Houston

Abbott Fires Up Two New Power Plants to Juice Southeast Texas Grid

AI Assisted Icon
Published on April 09, 2026
Abbott Fires Up Two New Power Plants to Juice Southeast Texas GridSource: X/ Governor Abbott Press Office

Gov. Greg Abbott's office says Texas is firing up two new Entergy power stations in Southeast Texas, a pair of plants expected to bring more than 1,200 megawatts of new generation to the region, enough power for more than 300,000 homes. State officials estimate the projects will drive roughly 2.7 billion dollars in economic activity and create thousands of construction and operations jobs. Abbott's team is pitching the plants as part of a broader push to shore up reliability as Gulf Coast industry and population keep surging.

The two projects were already on the books in Entergy regulatory filings and a company news release and won approval from the Public Utility Commission of Texas in September 2025. The facilities are dubbed Legend and Lone Star, and both Entergy and the governor's office say the new units are meant to strengthen reliability across the Entergy Texas service area. Entergy and the Governor Abbott Press Office provided the figures.

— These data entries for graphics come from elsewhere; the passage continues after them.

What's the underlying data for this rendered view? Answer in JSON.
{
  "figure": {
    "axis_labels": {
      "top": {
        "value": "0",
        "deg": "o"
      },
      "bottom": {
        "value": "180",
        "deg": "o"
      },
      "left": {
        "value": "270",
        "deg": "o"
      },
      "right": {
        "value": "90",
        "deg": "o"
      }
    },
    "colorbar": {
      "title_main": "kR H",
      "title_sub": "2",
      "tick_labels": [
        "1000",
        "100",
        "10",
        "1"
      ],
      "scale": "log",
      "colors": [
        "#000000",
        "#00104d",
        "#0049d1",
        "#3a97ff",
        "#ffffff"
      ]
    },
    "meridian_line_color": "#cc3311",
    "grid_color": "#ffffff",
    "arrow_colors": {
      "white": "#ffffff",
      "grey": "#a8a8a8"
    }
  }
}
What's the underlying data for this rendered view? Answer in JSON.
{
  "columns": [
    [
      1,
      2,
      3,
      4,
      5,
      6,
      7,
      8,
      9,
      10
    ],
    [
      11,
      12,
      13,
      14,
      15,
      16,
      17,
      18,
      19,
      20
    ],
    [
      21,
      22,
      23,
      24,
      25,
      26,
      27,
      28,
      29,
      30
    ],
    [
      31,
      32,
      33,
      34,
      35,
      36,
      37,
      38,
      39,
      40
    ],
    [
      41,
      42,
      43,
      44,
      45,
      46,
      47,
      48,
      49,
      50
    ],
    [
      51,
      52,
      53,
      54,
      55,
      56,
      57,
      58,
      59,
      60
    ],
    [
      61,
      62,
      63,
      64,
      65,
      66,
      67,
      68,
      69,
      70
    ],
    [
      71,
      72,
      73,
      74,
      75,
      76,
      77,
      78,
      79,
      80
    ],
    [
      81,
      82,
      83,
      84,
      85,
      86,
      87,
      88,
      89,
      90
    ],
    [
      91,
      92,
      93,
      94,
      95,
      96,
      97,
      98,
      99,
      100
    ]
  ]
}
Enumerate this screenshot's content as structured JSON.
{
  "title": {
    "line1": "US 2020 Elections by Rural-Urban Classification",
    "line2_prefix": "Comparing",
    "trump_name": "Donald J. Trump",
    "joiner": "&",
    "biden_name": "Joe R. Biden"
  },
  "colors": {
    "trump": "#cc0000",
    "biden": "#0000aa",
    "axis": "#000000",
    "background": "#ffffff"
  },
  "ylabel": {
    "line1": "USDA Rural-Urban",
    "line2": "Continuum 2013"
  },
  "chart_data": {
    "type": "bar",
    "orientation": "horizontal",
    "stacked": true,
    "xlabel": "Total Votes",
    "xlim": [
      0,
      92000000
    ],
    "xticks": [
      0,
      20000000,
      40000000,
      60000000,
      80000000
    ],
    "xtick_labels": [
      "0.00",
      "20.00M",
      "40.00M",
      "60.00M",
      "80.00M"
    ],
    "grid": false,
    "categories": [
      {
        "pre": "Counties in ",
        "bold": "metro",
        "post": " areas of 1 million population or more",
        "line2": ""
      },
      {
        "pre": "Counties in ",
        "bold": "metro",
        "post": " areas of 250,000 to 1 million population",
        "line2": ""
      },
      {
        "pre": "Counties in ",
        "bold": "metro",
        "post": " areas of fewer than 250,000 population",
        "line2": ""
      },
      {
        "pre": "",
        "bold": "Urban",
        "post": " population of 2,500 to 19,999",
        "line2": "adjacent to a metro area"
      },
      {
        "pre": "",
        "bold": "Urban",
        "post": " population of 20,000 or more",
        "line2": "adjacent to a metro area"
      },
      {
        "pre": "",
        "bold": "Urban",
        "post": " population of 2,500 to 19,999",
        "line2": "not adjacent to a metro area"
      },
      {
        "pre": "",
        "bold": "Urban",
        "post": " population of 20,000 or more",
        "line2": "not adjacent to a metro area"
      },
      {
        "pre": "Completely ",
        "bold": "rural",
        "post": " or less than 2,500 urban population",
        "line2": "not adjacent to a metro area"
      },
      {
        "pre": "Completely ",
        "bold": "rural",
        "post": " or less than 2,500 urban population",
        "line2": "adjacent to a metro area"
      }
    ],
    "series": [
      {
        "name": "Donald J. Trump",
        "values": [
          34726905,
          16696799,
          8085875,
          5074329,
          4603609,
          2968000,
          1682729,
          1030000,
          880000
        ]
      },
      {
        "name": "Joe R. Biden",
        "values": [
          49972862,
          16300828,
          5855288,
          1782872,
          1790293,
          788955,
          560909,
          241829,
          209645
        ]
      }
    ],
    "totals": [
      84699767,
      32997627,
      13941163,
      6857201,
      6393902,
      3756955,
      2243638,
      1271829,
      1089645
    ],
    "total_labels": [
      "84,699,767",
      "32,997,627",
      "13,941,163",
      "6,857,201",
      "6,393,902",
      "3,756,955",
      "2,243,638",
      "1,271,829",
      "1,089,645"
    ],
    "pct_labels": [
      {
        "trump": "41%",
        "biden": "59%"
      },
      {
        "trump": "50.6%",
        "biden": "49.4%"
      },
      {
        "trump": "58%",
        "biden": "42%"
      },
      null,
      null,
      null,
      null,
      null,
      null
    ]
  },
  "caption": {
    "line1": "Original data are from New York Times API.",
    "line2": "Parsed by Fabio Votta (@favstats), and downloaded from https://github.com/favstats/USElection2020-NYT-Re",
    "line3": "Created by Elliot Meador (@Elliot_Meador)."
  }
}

What and Where: Legend and Lone Star

The Legend Power Station is slated for Port Arthur and is planned as a roughly 754 megawatt combined cycle facility with a price tag of about 1.6 billion dollars. The Lone Star Power Station, near Cleveland, is designed as a roughly 453 megawatt project with about 799 million dollars in investment. Together, those capacities account for the region's roughly 1,200 megawatt boost in generation. Entergy has estimated the two projects will generate nearly 2.8 billion dollars in regional economic activity and support thousands of construction jobs. Entergy

Regulators Set Cost Guardrails

The Public Utility Commission of Texas signed off on the plants but set a hard cap on the capital costs Entergy can recover from customers, limiting the total portfolio to about 2.4 billion dollars. That condition followed months of testimony and challenges from intervenors who questioned whether Entergy had fully explored lower cost options. The order and its cost cap were detailed in coverage of the commission's decision. Houston Chronicle

Why Southeast Texas Needs More Dispatchable Power

Industrial growth along the Gulf Coast, from petrochemical expansions to large data centers, has created an urgent need for dispatchable, around-the-clock generation within the Entergy Texas footprint. Regulators and analysts warned that without new generation and transmission, the region could face capacity shortfalls measured in the low thousands of megawatts by 2028. The Legend and Lone Star projects are intended to help close that gap, tying new industrial demand directly to the need for more firm capacity. Power Engineering

Timeline and Next Steps

Entergy and local officials have said both plants are expected to be online by mid 2028, with transmission upgrades already moving through permitting so the added electricity can reach customers. Local reporting has also highlighted that the projects will bring workforce and supplier opportunities during both construction and ongoing operations. Community Impact

For residents, the most visible near term change is likely to be more construction activity in the Port Arthur and Cleveland areas, while regulators and Entergy move through permitting, detailed engineering, and local outreach before major site work ramps up. Officials say the longer term goal is to hold down costs and deliver more reliable electric service for a rapidly growing Gulf Coast economy.